The data for this specific taste experiment clearly indicates pre-ground was preferred over freshly ground with the blade grinder. Even 3 days after opening the preground, the taste comparisons between the two were vastly different than the previous experiment.
Many of the same tasting notes were obviously carried forward (please reference above) to these cups with the pre-ground being more prominent. Now it should be noted that the overall tasting experience of both coffees was not stellar (no reflection on the roaster!). We attributed this to two factors; 

(1) the pre-ground coffee quickly lost the intensity of the note characteristics with the flavors being muted. We think this is due to the pre-grounds exposure to air which pulled and “dried” the grinds after we broke the seal on the bag from three days earlier. The coffee is 10 days off roast at this time. 

(2) the blade grinds were
anything but worth drinking. We found each cup from the blade grinder was inconsistent, under-extracted and over-extracted at the same time and majoring on the side of tea like.

Of course, when looking at the brewed grinds there was almost half of a bean interwoven with extremely small fines.
We only performed one round with this specific experiment and chose not to perform it again with the paper filter; we had a good idea of what the second round would be like.

We really enjoyed performing this experiment. As with any experiment hindsight is 20/20 and there can always be changes or improvements to refine the process. But, here are our thoughts, input, recommendations and just stating the obvious from the experiment. Let us remind you the experiment was based only on answering the specific question: Is it better to pre-grind freshly roasted coffee with a high quality burr grinder for brewing later or grind freshly roasted whole bean coffee with a blade grinder just prior to brewing?

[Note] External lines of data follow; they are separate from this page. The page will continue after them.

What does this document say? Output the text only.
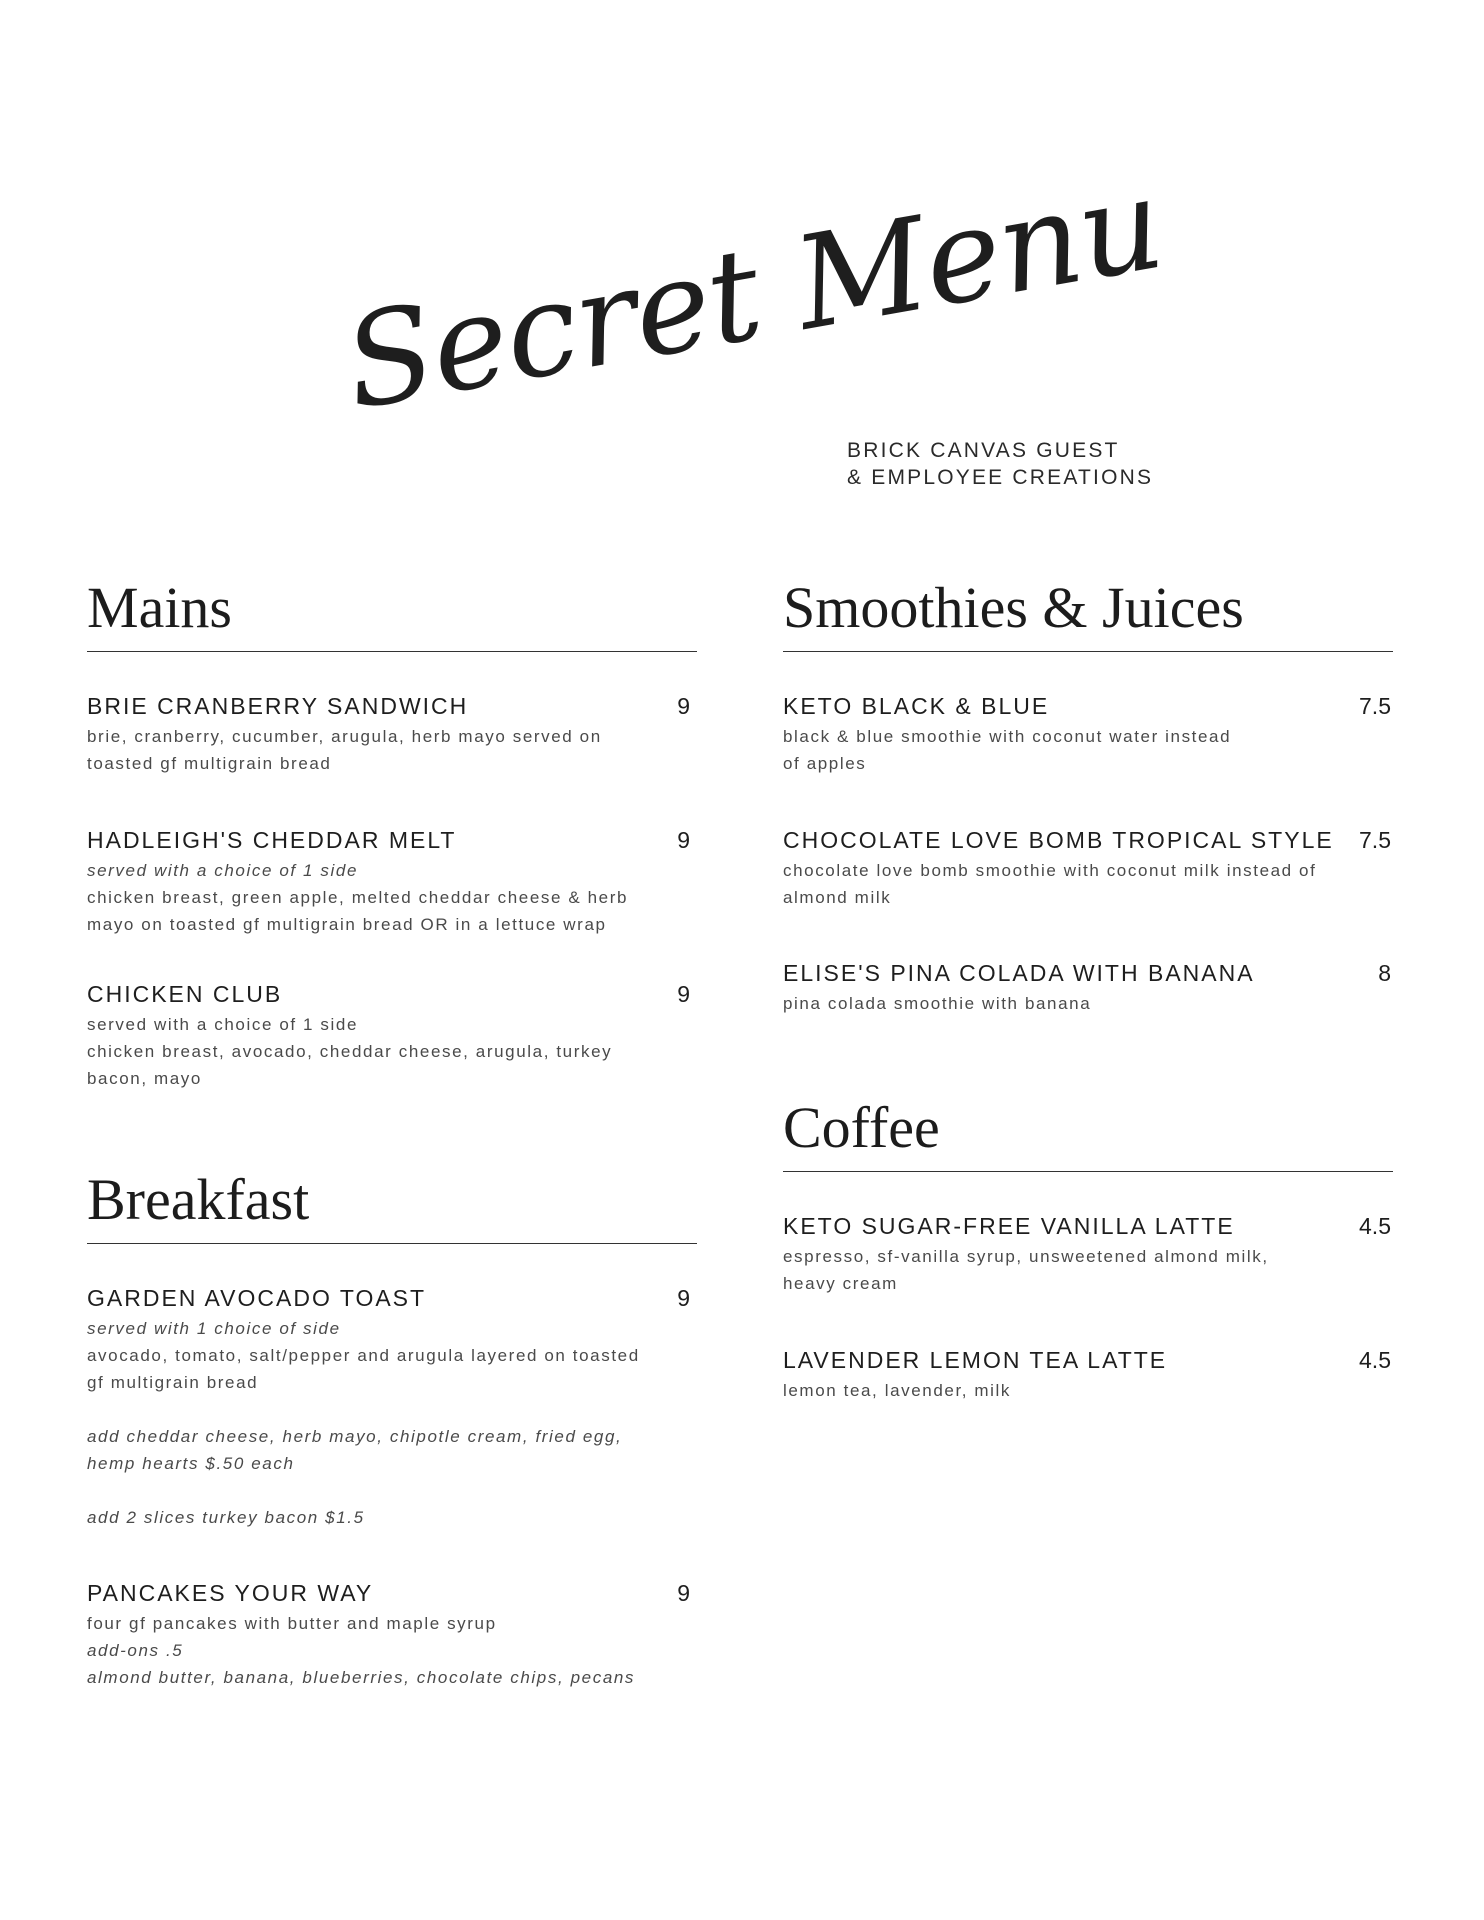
Secret Menu
BRICK CANVAS GUEST
& EMPLOYEE CREATIONS
Mains
BRIE CRANBERRY SANDWICH	9
brie, cranberry, cucumber, arugula, herb mayo served on
toasted gf multigrain bread
HADLEIGH'S CHEDDAR MELT	9
served with a choice of 1 side
chicken breast, green apple, melted cheddar cheese & herb
mayo on toasted gf multigrain bread OR in a lettuce wrap
CHICKEN CLUB	9
served with a choice of 1 side
chicken breast, avocado, cheddar cheese, arugula, turkey
bacon, mayo
Breakfast
GARDEN AVOCADO TOAST	9
served with 1 choice of side
avocado, tomato, salt/pepper and arugula layered on toasted
gf multigrain bread
add cheddar cheese, herb mayo, chipotle cream, fried egg,
hemp hearts $.50 each
add 2 slices turkey bacon $1.5
PANCAKES YOUR WAY	9
four gf pancakes with butter and maple syrup
add-ons .5
almond butter, banana, blueberries, chocolate chips, pecans
Smoothies & Juices
KETO BLACK & BLUE	7.5
black & blue smoothie with coconut water instead
of apples
CHOCOLATE LOVE BOMB TROPICAL STYLE 7.5
chocolate love bomb smoothie with coconut milk instead of
almond milk
ELISE'S PINA COLADA WITH BANANA	8
pina colada smoothie with banana
Coffee
KETO SUGAR-FREE VANILLA LATTE	4.5
espresso, sf-vanilla syrup, unsweetened almond milk,
heavy cream
LAVENDER LEMON TEA LATTE	4.5
lemon tea, lavender, milk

We concluded based on taste preference, pre-ground coffee from a quality burr grinder renders a better cup of coffee than whole bean ground just prior to brewing for a pour-over method. The caveat is that both cups of coffee were sub-par compared to freshly ground coffee from a quality burr grinder. A blade grinder is just not an acceptable method for grinding coffee and expecting quality results. The inconsistency of the grind greatly degrades the coffee and does not allow for replicable cups even from a quality roasted coffee.
If someone were to replicate the experiment with a method that required a finer grind, perhaps the blade would fare better. Although pre-ground was the preferred grind method in this pour-over experiment; again sub-par aspects of the cup were evident but preferred over the blade.

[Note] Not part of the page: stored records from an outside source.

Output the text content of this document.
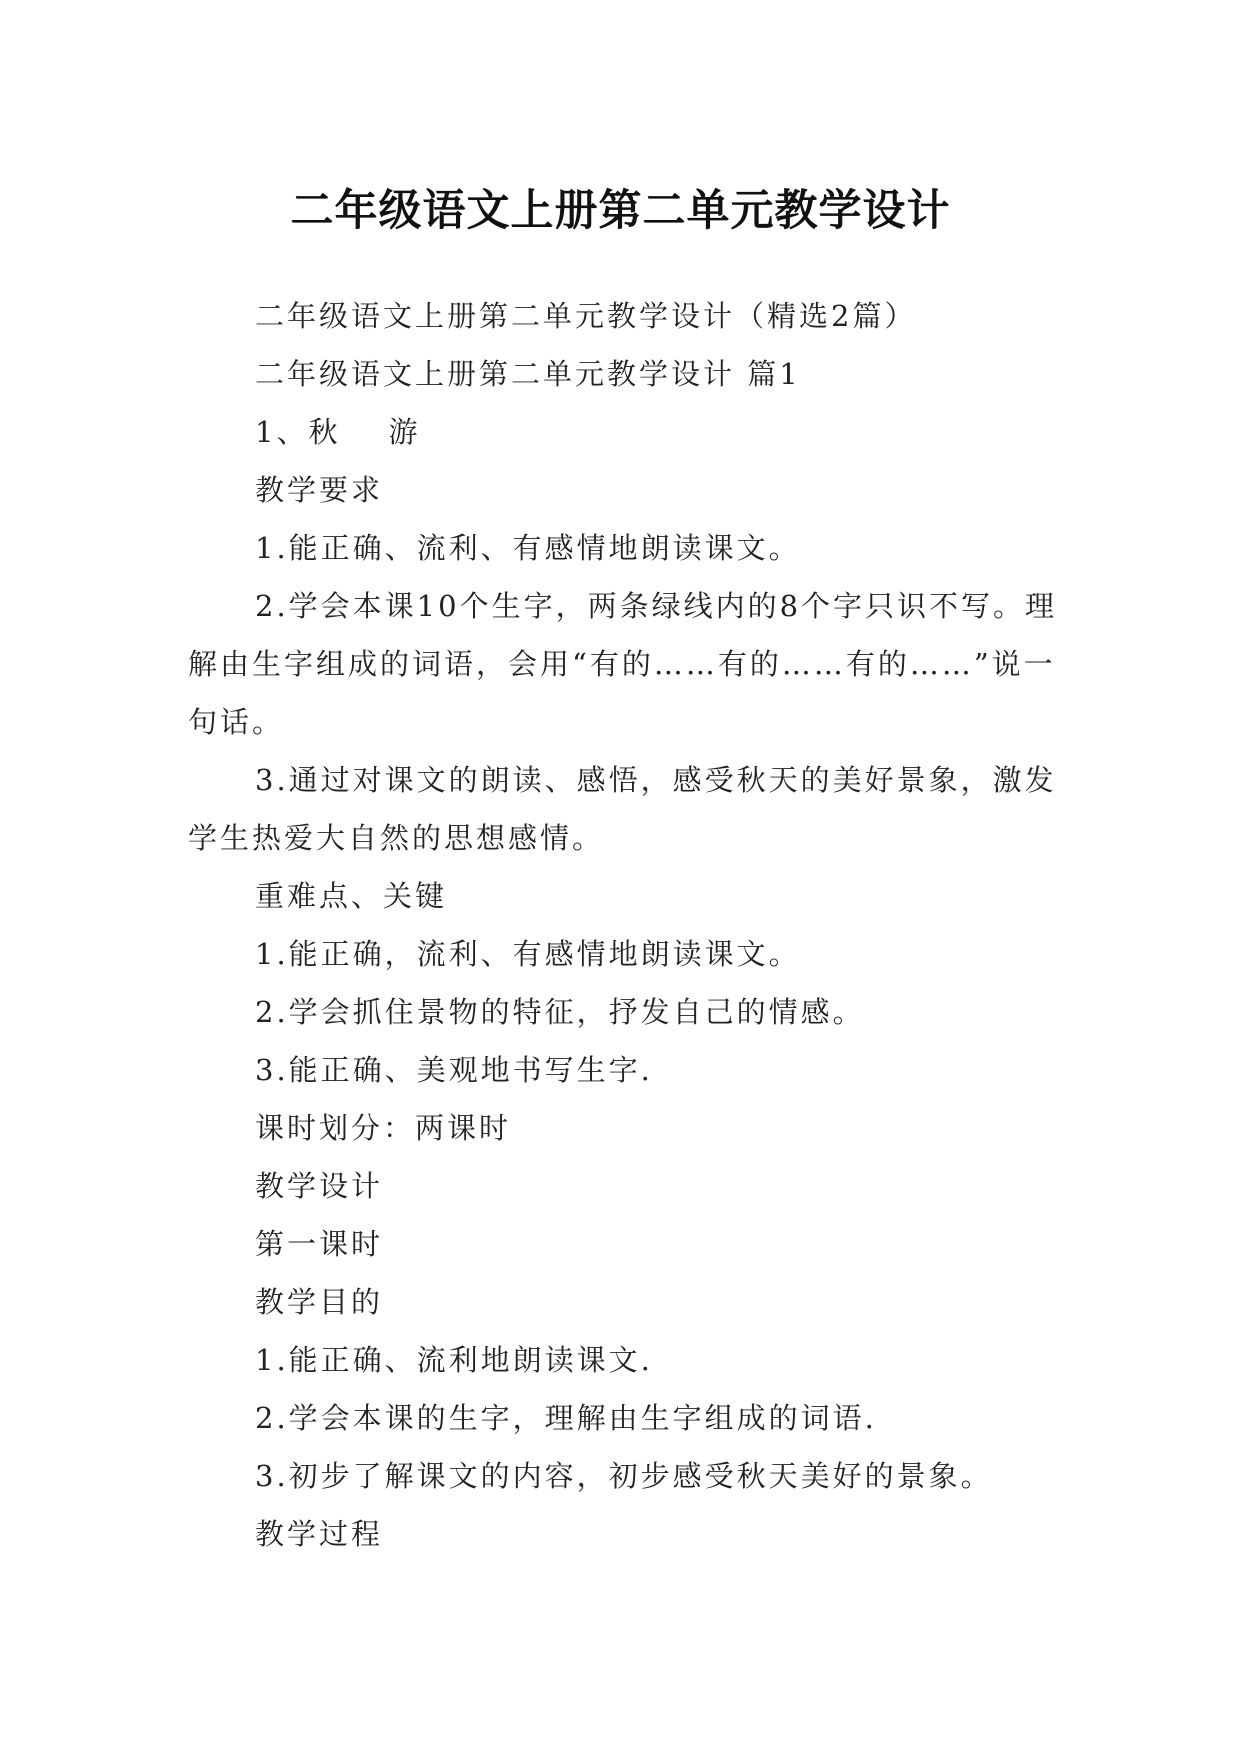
二年级语文上册第二单元教学设计

二年级语文上册第二单元教学设计（精选2篇）

二年级语文上册第二单元教学设计 篇1

1、秋 游

教学要求

1.能正确、流利、有感情地朗读课文。

2.学会本课10个生字，两条绿线内的8个字只识不写。理解由生字组成的词语，会用“有的……有的……有的……”说一句话。

3.通过对课文的朗读、感悟，感受秋天的美好景象，激发学生热爱大自然的思想感情。

重难点、关键

1.能正确，流利、有感情地朗读课文。

2.学会抓住景物的特征，抒发自己的情感。

3.能正确、美观地书写生字.

课时划分：两课时

教学设计

第一课时

教学目的

1.能正确、流利地朗读课文.

2.学会本课的生字，理解由生字组成的词语.

3.初步了解课文的内容，初步感受秋天美好的景象。

教学过程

Additionally, we concluded that proper storage was paramount especially for the pre-ground. In the end, both options were lousy. If asked by a customer which is better for a pour-over, our response might be, “Purchase only enough coffee for 1 week, get it pre-ground and store it in as optimal conditions as possible.” Customers will ultimately make their decisions based on either quality, cost, convenience, ease or whatever they as individuals deem important. While we do feel a sense of responsibility in helping to educate the consumer, we all know, they will continue to do what they want to do. Perhaps talking to them about a manual hand grinder would be a way to go.

1 comment

Thanks so much for the thorough study! I have been putting off buying a quality burr grinder out of laziness, combined with a general balking at the more than 200 dollar price that a decent one commands (any sane person would tell me is out of my budget). I have a simple blade grinder and each morning before brewing with my Chemex I attempt, through a combination of spastic shaking and pulsing maneuvers, to produce as even a grind as possible with this type of grinder, convinced that the freshness of the grind will trump having it pre-ground at the shop. However, every time I’m asked if I need the gourmet coffee I’ve just purchased ground, I pause to contemplate this very question that you have so thoroughly answered. Now I think I’ll finally muster the effort to save for a quality grinder,or at least try having it pre-ground.